The newspaper and its two employees challenged the decision, which was today overturned by the Irish Supreme Court. The court said the High Court had erred in the exercise of balancing the rights of journalists not to disclose their sources against the need of the tribunal to investigate the source of leaks. This had occurred because it had attached “great weight” to the “reprehensible” conduct of the two journalists in destroying documents on which the article was based.
The final judgement took account of the fact that the courts are the proper adjudicators of the balance of public interest and that in destroying essential evidence, the journalists in question took that judgement into their own hands.

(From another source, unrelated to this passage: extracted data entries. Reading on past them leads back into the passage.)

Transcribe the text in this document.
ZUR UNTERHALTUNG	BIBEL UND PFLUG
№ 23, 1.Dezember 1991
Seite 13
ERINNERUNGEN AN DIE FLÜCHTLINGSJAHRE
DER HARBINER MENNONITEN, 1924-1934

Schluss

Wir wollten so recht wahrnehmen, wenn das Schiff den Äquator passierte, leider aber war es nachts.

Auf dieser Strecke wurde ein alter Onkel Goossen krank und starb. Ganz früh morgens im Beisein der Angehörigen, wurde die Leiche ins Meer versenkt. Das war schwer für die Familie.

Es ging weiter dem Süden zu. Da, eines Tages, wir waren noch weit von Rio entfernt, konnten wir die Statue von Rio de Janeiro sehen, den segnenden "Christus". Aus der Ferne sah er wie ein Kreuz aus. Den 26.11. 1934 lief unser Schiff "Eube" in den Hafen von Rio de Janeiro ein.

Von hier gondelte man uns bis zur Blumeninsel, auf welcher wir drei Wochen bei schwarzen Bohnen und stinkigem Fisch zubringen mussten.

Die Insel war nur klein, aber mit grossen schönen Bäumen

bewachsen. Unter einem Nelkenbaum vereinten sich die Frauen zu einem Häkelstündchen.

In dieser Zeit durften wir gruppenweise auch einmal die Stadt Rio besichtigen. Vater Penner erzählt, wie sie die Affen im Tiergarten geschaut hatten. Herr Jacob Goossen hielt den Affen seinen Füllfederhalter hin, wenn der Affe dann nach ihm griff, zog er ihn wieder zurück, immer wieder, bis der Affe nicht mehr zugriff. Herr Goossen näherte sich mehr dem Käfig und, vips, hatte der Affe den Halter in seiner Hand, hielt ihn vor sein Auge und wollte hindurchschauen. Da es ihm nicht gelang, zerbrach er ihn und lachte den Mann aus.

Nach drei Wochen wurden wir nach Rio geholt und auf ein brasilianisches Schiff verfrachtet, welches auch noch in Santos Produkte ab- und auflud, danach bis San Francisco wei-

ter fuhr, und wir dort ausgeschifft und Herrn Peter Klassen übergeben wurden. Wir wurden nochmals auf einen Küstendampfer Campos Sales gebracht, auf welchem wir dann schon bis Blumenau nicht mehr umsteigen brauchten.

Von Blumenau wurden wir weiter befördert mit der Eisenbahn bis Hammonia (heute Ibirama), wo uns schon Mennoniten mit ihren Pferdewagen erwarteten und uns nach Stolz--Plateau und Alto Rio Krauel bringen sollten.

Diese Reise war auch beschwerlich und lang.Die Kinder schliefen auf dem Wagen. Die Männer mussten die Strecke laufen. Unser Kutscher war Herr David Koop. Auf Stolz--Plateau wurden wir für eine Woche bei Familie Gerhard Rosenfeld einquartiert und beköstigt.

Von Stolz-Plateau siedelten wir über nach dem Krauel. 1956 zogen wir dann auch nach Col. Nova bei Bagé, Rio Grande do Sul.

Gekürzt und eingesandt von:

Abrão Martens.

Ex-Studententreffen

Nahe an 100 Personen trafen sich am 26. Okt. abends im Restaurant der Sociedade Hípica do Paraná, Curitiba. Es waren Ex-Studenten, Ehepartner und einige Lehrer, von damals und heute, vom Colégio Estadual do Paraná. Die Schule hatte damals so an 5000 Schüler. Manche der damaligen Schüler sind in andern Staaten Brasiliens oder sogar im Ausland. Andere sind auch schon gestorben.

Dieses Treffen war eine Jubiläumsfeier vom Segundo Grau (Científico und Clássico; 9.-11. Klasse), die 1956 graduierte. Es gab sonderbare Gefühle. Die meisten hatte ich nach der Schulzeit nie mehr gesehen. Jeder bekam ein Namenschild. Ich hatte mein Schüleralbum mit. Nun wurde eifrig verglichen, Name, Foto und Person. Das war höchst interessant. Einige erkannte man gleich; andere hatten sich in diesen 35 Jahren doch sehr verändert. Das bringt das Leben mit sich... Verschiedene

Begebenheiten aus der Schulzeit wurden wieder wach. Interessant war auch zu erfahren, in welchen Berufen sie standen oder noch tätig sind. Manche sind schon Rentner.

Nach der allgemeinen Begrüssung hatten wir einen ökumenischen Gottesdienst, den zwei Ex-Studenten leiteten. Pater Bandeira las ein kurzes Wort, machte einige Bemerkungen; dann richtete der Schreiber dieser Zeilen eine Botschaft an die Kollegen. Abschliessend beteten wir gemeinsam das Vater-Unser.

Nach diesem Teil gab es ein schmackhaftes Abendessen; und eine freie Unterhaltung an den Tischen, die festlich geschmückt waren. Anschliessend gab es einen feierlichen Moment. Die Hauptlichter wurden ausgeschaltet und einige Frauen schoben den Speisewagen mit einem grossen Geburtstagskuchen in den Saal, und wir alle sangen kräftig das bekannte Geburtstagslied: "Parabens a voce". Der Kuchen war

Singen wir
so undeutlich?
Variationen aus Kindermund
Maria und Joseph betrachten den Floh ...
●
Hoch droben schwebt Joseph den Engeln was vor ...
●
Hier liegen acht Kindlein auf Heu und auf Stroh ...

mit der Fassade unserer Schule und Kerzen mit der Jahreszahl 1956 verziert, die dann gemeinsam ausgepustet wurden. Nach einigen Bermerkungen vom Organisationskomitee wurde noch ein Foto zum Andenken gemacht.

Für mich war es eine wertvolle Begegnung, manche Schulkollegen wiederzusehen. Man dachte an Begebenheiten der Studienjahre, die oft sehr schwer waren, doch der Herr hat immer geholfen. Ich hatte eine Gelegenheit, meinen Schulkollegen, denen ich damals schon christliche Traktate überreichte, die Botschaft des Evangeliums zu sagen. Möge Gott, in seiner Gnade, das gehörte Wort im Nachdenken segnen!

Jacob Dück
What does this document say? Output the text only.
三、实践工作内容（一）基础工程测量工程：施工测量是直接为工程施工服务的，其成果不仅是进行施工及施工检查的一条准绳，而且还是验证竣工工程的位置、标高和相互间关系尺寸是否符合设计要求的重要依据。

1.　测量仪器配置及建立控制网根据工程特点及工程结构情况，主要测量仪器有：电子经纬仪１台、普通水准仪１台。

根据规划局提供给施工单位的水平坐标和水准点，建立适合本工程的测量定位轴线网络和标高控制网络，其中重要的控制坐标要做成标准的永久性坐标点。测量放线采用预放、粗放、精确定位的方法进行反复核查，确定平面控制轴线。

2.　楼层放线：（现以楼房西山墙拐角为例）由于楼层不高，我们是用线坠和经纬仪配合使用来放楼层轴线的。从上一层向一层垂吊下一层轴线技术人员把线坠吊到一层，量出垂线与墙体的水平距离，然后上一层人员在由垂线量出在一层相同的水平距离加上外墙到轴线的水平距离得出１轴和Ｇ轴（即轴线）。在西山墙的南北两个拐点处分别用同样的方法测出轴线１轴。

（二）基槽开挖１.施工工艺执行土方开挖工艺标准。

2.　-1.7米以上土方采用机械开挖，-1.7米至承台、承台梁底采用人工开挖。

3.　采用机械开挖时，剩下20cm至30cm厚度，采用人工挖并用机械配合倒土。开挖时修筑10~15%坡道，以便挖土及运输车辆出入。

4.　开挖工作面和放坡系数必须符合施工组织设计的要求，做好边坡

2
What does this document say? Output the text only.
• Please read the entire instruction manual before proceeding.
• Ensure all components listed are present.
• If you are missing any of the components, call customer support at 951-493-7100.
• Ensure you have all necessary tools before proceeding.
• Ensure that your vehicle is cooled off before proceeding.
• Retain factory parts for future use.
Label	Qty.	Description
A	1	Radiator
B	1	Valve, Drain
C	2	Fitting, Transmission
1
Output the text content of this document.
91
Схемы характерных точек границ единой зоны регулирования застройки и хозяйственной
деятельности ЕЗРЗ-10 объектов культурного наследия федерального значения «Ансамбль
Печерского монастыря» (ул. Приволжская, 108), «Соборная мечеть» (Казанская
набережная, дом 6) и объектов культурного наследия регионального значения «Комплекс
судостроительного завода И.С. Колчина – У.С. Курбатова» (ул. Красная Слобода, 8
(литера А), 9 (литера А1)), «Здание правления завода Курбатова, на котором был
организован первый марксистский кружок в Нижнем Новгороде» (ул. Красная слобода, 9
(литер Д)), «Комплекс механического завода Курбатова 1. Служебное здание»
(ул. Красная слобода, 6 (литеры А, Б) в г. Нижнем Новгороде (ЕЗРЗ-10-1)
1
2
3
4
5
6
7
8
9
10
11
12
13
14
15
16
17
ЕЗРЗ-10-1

I do not disagree with the language used by the High Court in reference to the deliberate destruction by the appellants of the very documents that were at the core of the enquiry. Nonetheless, I have to accept that the issue is not whether that act was a wrongful one and deserving of the opprobrium applied to it by the High Court, but the narrower question of whether, in circumstances where the documents no longer exist, there is a logical or causal link between that act and the order made. It does not appear to me that there is. The order now to be made has to be justified by the situation as it now exists and not by the need to mark disapproval of the unquestionably “reprehensible conduct” of the appellants. For the same reason, I do not think that the High Court was correct in reaching the conclusion that the “destruction of these documents by the defendants is a relevant consideration to which great weight must be given in striking the correct balance between the rights and interests at issue on this application.”
The key principle applied in the appeal was whether there was a pressing social need for restrictions on the press, rather than the need to protect journalists or sources. Judgment was given by Mr Justice Nial Fennelly and assented to by the other members of a five-judge court. The issue of costs will be decided in the autumn.